Credi che all’interno della Chiesa cattolica ci sia un dibattito, per quanto tenue e sfumato, sulla teoria del gender e, in generale, sulle istanze LGBT?
Sì, il dibattito evidentemente c’è (prova ne è la continua pubblicazione di documenti da parte di questa o quella Congregazione: intervengono spesso proprio per paura del dibattito stesso), un po’ a tutti i livelli. Sia riguardo le teorie sul genere, sia riguardo il tema più specifico dell’omosessualità (si veda il recente libro-dossier “Chiesa e omosessualità” pubblicato a cura di Luciano Moia; e, in precedenza, il libro di James Martin, “Un ponte da costruire”).

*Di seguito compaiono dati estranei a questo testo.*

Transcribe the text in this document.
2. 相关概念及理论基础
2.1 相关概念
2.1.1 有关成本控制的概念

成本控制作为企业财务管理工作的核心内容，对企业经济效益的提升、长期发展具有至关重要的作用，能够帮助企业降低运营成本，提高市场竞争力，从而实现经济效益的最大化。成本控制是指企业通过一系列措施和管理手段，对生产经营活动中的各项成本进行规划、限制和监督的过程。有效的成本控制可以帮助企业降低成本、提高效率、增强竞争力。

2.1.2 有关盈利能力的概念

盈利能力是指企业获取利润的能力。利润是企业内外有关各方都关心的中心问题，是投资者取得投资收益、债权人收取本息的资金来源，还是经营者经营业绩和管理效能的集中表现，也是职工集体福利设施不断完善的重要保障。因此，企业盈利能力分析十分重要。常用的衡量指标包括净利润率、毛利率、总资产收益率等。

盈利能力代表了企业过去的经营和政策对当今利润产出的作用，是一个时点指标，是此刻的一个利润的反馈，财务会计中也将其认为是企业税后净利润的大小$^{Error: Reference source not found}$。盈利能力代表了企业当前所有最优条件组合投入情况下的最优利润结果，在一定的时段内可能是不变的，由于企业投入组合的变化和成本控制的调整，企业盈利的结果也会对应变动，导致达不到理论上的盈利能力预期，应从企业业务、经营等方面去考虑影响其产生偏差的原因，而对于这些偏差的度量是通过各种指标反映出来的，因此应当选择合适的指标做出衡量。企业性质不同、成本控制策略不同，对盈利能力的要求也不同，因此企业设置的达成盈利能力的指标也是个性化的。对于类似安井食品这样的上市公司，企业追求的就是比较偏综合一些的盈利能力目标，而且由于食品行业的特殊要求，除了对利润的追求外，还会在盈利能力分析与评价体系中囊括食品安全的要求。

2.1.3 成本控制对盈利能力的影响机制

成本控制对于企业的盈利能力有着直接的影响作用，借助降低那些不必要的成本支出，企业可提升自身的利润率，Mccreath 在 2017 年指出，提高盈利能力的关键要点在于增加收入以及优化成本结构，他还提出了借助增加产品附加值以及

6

Ciò che però si può osservare, a mio avviso, è la povertà di strumenti concettuali che imperversa all’interno della Chiesa. Non sto dicendo, ovviamente, che non vi siano intellettuali cattolici formati e accorti. È il livello medio generale – dei fedeli e dei pastori – che desta preoccupazione.
Su molte questioni è mancata la “trasmissione culturale” di contenuti, coscienze ed esperienze, sia in alto sia in basso. Tuttavia, noto con soddisfazione che, sempre più, sta maturando la consapevolezza, negli ambienti cattolici, della necessità di un approfondimento più serio, della conoscenza della complessità del reale. Consapevolezza che si evince anche dalla ritrovata attenzione nell’uso delle parole, in ambienti cristiani (dalle omelie agli articoli di giornale), quando ci si riferisce alla galassia LGBT.
Ringraziamo Damiano per la sua disponibilità: la sua è una delle voci che mantengono aperto e vitale il dibattito e che rappresentano la speranza che, un giorno, la Chiesa accetterà, nella loro totalità e senza riserve, le persone queer. Il cammino è ancora molto lungo ma, se qualche spiraglio si vede, è anche grazie al contributo di questo studioso.